Since becoming a democratic state in the mid-1990s, the South African legal environment has been based on a national constitution, which is the supreme law of the land. According to the constitution, basic human rights are applicable, and it is with this in mind that one needs to assess the legislation that affects the running of businesses in the country.
To begin with, labour legislation in South Africa has sometimes been criticised in that it supposedly restricts the operation of a business. Then there is also the BEE (Black Economic Empowerment) legislation, which one needs to be aware of when conducting business in South Africa. Since these are probably the two biggest legal issues facing new businesses in South Africa, they are discussed in more detail below.
Concerning labour law, one criticism is that it is too difficult to remove non-performing or unsuitable employees from the equation. However, this is not necessarily the case. If, as a business operator, you follow the correct procedure laid down in the labour legislation, there is no reason why a redundant or problematic employee cannot be disposed of. Just keep in mind that, in South Africa, before you can “fire” anyone, you have to give them a couple of written warnings. So, make very sure about who you hire. Conduct a thorough background check and an intensive interview process. Never hire someone who cannot or will not provide contactable references, besides their present employer. It is simply common sense.

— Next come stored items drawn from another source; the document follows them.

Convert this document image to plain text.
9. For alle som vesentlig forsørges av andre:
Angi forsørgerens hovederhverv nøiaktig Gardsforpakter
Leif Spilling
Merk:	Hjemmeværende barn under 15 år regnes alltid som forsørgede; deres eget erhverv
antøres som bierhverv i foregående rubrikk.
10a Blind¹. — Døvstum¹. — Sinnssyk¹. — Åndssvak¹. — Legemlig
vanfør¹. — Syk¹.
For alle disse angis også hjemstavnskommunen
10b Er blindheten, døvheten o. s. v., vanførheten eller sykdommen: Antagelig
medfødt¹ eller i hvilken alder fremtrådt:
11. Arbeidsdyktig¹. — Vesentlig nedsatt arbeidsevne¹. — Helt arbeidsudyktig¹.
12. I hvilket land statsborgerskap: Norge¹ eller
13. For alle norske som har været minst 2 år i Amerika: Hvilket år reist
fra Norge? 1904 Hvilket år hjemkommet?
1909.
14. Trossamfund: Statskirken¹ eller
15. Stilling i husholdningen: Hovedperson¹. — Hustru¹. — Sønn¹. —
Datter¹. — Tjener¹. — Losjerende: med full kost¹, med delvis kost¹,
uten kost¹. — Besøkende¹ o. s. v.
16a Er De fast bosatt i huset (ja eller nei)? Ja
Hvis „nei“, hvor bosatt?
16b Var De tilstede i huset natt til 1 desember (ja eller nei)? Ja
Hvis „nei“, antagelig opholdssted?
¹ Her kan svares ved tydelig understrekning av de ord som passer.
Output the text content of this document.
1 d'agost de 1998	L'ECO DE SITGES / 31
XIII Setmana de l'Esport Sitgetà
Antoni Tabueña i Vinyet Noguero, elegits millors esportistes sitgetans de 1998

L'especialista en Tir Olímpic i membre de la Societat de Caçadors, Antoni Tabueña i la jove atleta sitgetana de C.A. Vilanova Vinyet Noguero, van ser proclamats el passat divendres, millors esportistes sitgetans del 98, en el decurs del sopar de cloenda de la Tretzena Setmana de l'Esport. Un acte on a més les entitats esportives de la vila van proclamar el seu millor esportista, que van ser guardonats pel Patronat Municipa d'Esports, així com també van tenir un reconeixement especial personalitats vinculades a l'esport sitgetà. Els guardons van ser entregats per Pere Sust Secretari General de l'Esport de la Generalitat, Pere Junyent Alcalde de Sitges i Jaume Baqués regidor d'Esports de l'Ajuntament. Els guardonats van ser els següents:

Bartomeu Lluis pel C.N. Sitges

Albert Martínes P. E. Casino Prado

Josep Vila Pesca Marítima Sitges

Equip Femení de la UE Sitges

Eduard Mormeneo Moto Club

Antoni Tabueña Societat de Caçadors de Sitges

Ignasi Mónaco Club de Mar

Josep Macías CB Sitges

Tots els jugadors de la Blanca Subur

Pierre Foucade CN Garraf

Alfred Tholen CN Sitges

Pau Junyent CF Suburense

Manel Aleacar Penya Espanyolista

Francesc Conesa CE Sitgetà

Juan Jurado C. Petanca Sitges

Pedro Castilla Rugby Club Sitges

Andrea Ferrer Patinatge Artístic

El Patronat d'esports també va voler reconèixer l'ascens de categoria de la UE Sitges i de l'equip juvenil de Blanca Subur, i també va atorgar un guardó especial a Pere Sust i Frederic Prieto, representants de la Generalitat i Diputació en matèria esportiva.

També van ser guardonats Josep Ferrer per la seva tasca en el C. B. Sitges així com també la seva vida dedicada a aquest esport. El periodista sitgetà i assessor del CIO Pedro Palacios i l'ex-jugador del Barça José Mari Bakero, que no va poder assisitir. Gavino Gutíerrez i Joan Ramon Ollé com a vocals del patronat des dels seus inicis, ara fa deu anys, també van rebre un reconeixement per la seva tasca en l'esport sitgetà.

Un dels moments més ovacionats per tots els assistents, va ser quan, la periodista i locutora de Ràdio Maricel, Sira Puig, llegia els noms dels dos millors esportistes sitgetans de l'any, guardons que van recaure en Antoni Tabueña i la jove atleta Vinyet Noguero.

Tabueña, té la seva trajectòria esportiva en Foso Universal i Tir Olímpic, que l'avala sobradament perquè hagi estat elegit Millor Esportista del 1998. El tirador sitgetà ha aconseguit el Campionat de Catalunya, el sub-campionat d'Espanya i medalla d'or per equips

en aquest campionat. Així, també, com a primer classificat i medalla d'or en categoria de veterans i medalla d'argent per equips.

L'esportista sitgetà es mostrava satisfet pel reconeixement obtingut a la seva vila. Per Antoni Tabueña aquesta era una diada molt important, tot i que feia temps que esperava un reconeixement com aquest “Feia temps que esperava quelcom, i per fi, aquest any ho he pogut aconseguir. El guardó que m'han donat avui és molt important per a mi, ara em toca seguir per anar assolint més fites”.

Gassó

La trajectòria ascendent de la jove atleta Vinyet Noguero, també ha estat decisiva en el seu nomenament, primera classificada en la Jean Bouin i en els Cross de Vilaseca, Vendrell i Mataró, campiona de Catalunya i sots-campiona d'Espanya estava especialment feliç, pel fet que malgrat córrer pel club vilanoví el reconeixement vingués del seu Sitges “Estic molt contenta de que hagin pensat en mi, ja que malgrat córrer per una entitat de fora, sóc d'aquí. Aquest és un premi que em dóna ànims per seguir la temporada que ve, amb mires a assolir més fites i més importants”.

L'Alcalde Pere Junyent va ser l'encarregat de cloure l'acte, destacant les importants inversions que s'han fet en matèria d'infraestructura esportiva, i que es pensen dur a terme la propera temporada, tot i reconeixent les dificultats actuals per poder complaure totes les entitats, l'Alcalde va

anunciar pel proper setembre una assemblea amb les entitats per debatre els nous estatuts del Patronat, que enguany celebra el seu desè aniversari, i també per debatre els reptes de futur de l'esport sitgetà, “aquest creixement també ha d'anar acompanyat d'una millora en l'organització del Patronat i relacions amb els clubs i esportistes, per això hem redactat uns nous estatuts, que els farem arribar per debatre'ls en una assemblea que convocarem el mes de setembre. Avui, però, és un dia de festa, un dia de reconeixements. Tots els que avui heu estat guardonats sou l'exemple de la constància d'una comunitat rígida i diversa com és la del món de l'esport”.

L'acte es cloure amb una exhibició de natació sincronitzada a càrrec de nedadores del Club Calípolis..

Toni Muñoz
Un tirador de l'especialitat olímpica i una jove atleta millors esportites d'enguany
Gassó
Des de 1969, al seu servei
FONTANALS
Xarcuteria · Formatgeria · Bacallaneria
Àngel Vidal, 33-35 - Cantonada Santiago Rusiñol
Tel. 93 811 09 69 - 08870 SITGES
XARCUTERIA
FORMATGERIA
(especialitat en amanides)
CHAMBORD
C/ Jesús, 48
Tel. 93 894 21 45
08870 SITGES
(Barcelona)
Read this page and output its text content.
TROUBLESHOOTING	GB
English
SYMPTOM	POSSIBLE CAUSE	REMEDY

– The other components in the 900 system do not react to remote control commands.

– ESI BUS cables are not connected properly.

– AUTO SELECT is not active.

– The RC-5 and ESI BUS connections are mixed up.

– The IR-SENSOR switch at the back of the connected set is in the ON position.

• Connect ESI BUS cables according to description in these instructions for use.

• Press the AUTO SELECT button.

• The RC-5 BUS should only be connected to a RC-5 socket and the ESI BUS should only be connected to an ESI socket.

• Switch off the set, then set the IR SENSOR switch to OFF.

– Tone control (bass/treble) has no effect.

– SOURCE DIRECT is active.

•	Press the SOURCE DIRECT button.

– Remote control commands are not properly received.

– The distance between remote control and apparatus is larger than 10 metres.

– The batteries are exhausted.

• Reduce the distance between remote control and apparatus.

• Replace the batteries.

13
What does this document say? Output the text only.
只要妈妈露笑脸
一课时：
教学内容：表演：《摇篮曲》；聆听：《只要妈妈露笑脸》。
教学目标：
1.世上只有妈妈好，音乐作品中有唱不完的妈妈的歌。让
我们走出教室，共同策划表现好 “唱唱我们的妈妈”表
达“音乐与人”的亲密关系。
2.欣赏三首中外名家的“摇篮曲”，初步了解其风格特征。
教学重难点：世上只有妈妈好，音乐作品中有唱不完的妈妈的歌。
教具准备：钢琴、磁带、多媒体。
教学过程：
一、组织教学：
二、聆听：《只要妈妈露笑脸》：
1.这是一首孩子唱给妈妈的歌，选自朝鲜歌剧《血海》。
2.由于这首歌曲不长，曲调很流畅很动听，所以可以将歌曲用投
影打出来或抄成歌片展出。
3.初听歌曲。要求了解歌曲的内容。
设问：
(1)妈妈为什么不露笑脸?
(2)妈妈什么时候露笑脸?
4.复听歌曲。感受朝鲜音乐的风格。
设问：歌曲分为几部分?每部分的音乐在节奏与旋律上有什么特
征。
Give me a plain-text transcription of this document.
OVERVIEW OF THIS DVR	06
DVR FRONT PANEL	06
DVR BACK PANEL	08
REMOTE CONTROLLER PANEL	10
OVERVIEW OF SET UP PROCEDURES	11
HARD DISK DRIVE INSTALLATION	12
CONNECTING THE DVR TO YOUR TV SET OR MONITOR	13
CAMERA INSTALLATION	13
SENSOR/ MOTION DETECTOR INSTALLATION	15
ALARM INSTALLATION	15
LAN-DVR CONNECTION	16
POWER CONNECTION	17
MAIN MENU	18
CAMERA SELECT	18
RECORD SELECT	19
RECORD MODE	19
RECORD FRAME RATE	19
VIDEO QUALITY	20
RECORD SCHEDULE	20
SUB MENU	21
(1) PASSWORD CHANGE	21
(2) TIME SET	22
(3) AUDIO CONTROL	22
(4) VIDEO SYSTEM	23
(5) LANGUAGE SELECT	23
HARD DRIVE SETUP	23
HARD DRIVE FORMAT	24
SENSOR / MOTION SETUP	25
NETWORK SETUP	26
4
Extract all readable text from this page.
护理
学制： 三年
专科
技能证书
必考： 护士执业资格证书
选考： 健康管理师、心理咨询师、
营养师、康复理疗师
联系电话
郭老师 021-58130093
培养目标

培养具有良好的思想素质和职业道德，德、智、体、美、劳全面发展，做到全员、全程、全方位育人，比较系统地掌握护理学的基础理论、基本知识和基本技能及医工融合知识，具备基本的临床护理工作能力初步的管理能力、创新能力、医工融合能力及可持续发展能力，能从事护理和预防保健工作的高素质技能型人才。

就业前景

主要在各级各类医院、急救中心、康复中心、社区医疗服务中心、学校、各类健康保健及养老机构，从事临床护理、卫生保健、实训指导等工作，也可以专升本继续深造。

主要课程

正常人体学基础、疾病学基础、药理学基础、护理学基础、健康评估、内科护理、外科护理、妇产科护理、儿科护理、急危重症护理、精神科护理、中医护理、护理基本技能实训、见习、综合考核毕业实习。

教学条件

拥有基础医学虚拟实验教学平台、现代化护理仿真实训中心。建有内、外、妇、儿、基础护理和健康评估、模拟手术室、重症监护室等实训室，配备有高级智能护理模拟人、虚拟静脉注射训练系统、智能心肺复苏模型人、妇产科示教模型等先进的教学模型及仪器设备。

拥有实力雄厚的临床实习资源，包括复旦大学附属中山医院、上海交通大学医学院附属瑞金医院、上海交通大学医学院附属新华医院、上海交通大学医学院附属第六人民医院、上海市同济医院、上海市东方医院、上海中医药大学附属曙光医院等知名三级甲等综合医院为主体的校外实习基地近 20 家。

BEE legislation was enacted with the supposed intent of economically benefiting previously disadvantaged persons. Because the apartheid system discriminated against “black” person, the legislation essentially is aimed at benefiting “black” individuals through enhanced employment opportunities and company shareholdings. Recently, doubts have been raised publicly about the efficacy of the legislation, since it appears to have benefited only a small minority of individuals with government connections. However, as it stands it is something that you should research, as it may impact to a greater or lesser degree on the recruitment strategy and shareholding of your business.